2020 California Proposition 16
Proposition 16 is a California ballot proposition that appeared on the November 3, 2020 general election ballot. It asks California voters to amend the Constitution of California to repeal 1996’s Proposition 209. 57% of California voters rejected this measure in 1996 by 55% to 45%. Proposition 16 may have also played a role in the Republican victories of Michelle Steel and Young Kim.
About 2020 California Proposition 16 in brief
Proposition 16 is a California ballot proposition that appeared on the November 3, 2020 general election ballot. It asks California voters to amend the Constitution of California to repeal 1996’s Proposition 209. Proponents of Proposition 16 assert that it will allow California’s policymakers to enact laws, programs, and guidelines “to end and correct the effects of a specific form of discrimination” Critics argue that these programs will have the same effect as establishing overt racial quotas in the public sector and discriminate against Asian Americans in higher education. 57% of California voters rejected this measure in 1996 by 55% to 45%. Proposition 16 may have also played a role in the Republican victories of Michelle Steel and Young Kim, two Korean-American Republican women who defeated incumbent Democratic U.S. House members in Southern California. The California and federal constitutions provide all people equal protection, which generally means that people in similar situations are treated similarly under the law. Federal law establishes a right to equal protection and as a result limits how protected classes such as race and gender may be used in decision-making. For example, under federal law, universities may consider these characteristics as one of several factors when making admission decisions in an effort to make their campuses more diverse. The California State Legislature passed ACA 5 on a mostly party-line vote, voting 60-14 on June 10 in the Assembly and 30-10 on June 24 in the Senate. It was originally introduced as California Assembly Constitutional Amendment No. 5 by Democratic Assembly Members Weber, Gipson, and Santiago on January 18, 2019. The new section generally banned the consideration of race, sex, color, ethnicity, or national origin in public employment, public education, and public contracting in California with limited exceptions.
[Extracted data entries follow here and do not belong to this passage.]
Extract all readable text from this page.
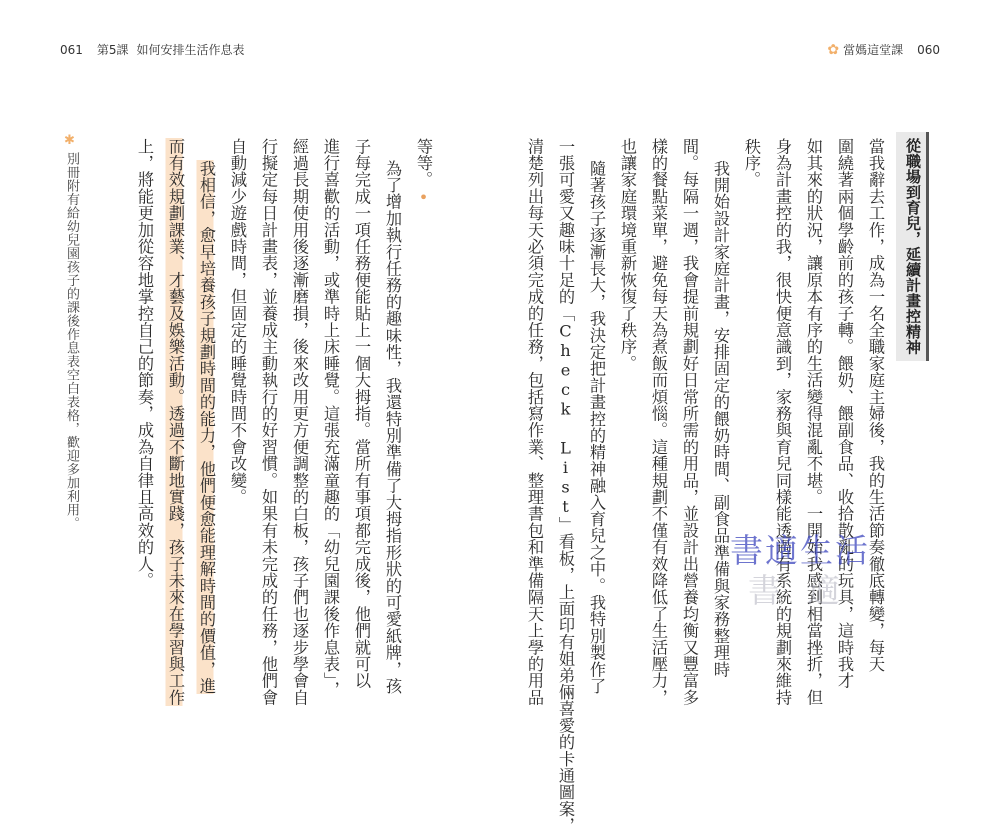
061 第5課 如何安排生活作息表	✿ 當媽這堂課 060
從職場到育兒，延續計畫控精神
當我辭去工作，成為一名全職家庭主婦後，我的生活節奏徹底轉變，每天
圍繞著兩個學齡前的孩子轉。餵奶、餵副食品、收拾散亂的玩具，這時我才
如其來的狀況，讓原本有序的生活變得混亂不堪。一開始我感到相當挫折，但
身為計畫控的我，很快便意識到，家務與育兒同樣能透過有系統的規劃來維持
秩序。
我開始設計家庭計畫，安排固定的餵奶時間、副食品準備與家務整理時
間。每隔一週，我會提前規劃好日常所需的用品，並設計出營養均衡又豐富多
樣的餐點菜單，避免每天為煮飯而煩惱。這種規劃不僅有效降低了生活壓力，
也讓家庭環境重新恢復了秩序。
隨著孩子逐漸長大，我決定把計畫控的精神融入育兒之中。我特別製作了
一張可愛又趣味十足的「Check List」看板，上面印有姐弟倆喜愛的卡通圖案，
清楚列出每天必須完成的任務，包括寫作業、整理書包和準備隔天上學的用品
等等。•
為了增加執行任務的趣味性，我還特別準備了大拇指形狀的可愛紙牌，孩
子每完成一項任務便能貼上一個大拇指。當所有事項都完成後，他們就可以
進行喜歡的活動，或準時上床睡覺。這張充滿童趣的「幼兒園課後作息表」，
經過長期使用後逐漸磨損，後來改用更方便調整的白板，孩子們也逐步學會自
行擬定每日計畫表，並養成主動執行的好習慣。如果有未完成的任務，他們會
自動減少遊戲時間，但固定的睡覺時間不會改變。
我相信，愈早培養孩子規劃時間的能力，他們便愈能理解時間的價值，進
而有效規劃課業、才藝及娛樂活動。透過不斷地實踐，孩子未來在學習與工作
上，將能更加從容地掌控自己的節奏，成為自律且高效的人。
✱
別冊附有給幼兒園孩子的課後作息表空白表格，歡迎多加利用。
書適生活
書適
The state had established programs to increase the participation of women-owned and minority-owned businesses in public contracts and set goals for the portion of state contracts that were awarded to those types of businesses. After voters approved Proposition 209, some public entities in California created or modified policies and programs to instead consider characteristics not banned by Proposition 209 in the areas of public employment and public education. The universities view these policies and Programs as ways to increase diversity without violating affirmative action. The conditions are intended to prevent discrimination that violates equal protection. Since such discrimination was illegal under state law, the Equal Protection Clause of the 14th Amendment effectively banned affirmative action within these public bodies. The Executive Order has its origins in 1965 and prohibits federal contractors from discriminating in employment decisions without regard to race, creed, color,. ethnicity, national origin, or creed. The Supreme Court has ruled affirmative action unconstitutional in Regents of the Univ. of Cal. of California v. Bakke. Critics say these programs are discriminatory against Asian American students, an over-represented ethnic group in the University of California, and that they may not include overt quotas as the court has ruled. For example,. many California public universities universities provide outreach and support programs for students who are first in their family to attend college.